- Grøtavær Church
- 68°57′33″N 16°15′58″E﻿ / ﻿68.9591911°N 16.2659776°E
- Location: Harstad Municipality, Troms
- Country: Norway
- Denomination: Church of Norway
- Churchmanship: Evangelical Lutheran

History
- Former name: Grøtavær kapell
- Status: Parish church
- Founded: 1915
- Consecrated: 1915

Architecture
- Functional status: Active
- Architectural type: Long church
- Completed: 1915 (111 years ago)

Specifications
- Capacity: 200
- Materials: Wood

Administration
- Diocese: Nord-Hålogaland
- Deanery: Trondenes prosti
- Parish: Vågsfjord
- Type: Church
- Status: Not protected
- ID: 84443

= Grøtavær Church =

Grøtavær Church (Grøtavær kirke) is a parish church of the Church of Norway in Harstad Municipality in Troms county, Norway.
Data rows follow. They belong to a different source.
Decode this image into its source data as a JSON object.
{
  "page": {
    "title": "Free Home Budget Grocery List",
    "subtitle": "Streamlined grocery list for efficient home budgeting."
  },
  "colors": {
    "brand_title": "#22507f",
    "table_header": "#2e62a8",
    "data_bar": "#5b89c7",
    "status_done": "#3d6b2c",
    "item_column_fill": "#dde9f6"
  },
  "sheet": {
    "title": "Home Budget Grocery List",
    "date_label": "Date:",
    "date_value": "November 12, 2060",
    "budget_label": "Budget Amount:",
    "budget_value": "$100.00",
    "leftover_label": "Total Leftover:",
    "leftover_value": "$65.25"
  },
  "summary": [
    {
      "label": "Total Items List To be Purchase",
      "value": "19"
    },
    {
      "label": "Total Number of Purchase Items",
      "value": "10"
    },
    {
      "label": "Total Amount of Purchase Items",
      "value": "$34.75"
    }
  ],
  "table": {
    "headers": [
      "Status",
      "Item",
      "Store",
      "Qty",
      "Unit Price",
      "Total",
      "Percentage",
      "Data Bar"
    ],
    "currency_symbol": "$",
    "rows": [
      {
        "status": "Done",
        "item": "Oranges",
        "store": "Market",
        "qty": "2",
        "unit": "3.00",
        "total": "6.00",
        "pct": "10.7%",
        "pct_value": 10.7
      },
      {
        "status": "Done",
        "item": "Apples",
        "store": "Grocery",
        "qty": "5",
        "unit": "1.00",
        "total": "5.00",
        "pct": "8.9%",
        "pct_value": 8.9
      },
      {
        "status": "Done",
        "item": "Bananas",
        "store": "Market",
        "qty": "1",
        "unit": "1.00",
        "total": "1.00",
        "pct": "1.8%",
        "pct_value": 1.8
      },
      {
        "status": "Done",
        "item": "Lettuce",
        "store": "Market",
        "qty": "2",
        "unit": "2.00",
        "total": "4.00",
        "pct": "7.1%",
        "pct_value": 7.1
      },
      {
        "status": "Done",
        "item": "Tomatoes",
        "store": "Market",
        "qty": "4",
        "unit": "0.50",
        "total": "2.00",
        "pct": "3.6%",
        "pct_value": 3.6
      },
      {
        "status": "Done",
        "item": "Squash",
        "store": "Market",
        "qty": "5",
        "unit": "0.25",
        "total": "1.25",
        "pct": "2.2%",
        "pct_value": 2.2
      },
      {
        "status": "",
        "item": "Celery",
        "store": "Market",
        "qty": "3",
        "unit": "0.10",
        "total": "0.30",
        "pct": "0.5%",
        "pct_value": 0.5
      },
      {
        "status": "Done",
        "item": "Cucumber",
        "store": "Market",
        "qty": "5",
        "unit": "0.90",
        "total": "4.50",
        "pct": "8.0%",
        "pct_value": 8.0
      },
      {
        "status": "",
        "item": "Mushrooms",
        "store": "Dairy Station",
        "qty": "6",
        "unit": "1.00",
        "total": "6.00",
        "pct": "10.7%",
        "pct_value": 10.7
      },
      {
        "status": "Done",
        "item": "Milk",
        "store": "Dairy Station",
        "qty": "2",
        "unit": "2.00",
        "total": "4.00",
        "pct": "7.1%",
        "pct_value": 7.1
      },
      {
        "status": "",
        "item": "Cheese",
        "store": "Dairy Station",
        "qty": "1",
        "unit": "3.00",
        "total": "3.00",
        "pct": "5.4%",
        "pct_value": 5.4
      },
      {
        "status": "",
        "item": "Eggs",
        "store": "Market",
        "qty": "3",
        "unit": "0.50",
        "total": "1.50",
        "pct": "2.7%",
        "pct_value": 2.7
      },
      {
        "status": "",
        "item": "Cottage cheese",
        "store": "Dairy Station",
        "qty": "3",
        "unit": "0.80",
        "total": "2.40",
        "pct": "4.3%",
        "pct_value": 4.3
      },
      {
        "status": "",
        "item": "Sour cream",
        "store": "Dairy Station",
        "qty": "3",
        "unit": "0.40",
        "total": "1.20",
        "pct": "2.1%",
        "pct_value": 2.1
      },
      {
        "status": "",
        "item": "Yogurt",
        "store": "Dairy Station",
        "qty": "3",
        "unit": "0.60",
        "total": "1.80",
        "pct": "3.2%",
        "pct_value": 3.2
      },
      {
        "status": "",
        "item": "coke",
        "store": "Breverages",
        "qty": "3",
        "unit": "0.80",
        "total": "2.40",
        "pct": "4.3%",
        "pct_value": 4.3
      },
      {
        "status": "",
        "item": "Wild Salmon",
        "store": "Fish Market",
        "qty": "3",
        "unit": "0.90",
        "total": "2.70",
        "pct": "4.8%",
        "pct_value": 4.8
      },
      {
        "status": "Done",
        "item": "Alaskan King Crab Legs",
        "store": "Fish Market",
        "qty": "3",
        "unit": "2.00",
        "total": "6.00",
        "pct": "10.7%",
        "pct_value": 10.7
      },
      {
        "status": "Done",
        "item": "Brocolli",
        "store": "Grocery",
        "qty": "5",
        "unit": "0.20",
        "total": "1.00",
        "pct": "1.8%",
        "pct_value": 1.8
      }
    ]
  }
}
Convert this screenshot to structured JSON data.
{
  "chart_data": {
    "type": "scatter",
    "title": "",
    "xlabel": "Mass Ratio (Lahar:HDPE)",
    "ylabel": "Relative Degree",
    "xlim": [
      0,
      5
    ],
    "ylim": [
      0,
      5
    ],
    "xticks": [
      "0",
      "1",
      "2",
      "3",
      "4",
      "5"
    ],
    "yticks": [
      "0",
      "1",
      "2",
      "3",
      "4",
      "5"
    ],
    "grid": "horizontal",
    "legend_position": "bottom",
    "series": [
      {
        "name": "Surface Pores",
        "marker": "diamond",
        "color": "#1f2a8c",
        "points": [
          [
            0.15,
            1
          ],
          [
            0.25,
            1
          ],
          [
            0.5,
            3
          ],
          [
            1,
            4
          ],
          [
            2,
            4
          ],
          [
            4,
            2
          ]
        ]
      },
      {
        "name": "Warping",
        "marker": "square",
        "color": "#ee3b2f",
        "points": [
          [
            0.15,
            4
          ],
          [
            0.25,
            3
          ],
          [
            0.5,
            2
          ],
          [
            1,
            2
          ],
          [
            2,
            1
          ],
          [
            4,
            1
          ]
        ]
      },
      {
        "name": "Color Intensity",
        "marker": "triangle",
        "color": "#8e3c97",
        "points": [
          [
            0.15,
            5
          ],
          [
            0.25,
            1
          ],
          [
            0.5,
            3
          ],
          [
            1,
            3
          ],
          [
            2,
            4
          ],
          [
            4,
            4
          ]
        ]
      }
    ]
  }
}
It is located in the village of Grøtavær on the island of Grytøya. It is one of the churches for the Vågsfjord parish which is part of the Trondenes prosti (deanery) in the Diocese of Nord-Hålogaland. The white, wooden church was built in a long church style in 1915 using plans drawn up by an unknown architect. The church seats about 200 people.